HANDICAP
C’était quinze ans après la loi du 11 février 2005 « pour l’égalité des droits et des chances, la participation et la citoyenneté des personnes handicapées ». La semaine dernière donc, la cinquième conférence nationale du handicap a offert l’occasion au président de la République d’expliquer qu’il œuvrait pour que les personnes handicapées deviennent « des citoyens à part entière » et qu’ils puissent avoir « une vie comme les autres et au milieu des autres ». Il faut aller selon lui vers une société « où l’on ne considère plus les personnes en situation de handicap comme des figures d’altérité… mais comme des citoyens qui ont droit à une vie de dignité, une vie de liberté ». Et il y a soixante ans, c’était comment ?
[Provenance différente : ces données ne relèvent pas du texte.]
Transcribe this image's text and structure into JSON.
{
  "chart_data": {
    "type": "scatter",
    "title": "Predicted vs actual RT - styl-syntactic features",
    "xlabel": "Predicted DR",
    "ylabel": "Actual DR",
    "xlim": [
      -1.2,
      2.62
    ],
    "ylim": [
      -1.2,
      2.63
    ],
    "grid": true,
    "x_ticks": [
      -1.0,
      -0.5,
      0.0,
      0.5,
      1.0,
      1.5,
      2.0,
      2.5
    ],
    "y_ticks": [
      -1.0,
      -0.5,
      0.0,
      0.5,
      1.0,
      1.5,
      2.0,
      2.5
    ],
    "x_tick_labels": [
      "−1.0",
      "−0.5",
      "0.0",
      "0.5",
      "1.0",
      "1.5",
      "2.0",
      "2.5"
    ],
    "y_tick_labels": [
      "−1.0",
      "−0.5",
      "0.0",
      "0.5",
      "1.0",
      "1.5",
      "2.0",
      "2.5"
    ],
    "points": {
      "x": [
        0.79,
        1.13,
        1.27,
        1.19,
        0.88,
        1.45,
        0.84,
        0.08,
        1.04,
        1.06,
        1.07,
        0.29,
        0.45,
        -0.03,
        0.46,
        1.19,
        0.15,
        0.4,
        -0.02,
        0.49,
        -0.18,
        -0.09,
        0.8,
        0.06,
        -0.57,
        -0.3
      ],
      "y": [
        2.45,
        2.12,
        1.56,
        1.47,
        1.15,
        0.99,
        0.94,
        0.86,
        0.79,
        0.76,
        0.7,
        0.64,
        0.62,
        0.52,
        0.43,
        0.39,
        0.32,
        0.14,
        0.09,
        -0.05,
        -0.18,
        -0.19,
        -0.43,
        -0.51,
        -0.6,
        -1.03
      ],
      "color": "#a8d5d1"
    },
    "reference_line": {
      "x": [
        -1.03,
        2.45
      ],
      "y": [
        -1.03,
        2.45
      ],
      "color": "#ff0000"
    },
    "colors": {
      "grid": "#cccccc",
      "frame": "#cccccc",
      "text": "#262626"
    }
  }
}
On est à la charnière des années 1950-1960, dans un petit village du Beaujolais (trois cent cinquante habitants environ). Là où des mères de familles de la région lyonnaise viennent passer avec leurs enfants une grande partie de l’été, quand les maris travaillent, jusqu’au 30 septembre. André Boulloche, ministre de l’Éducation nationale n’a pas encore réduit la durée des ‘’grandes vacances’’ pour les faire s’interrompre le 15 septembre au lieu du 1er octobre, une mesure qui provoquera l’émoi, privant de la main d’œuvre d’enfants pour les vendanges, qui à l’époque étaient beaucoup plus tardives qu’aujourd’hui.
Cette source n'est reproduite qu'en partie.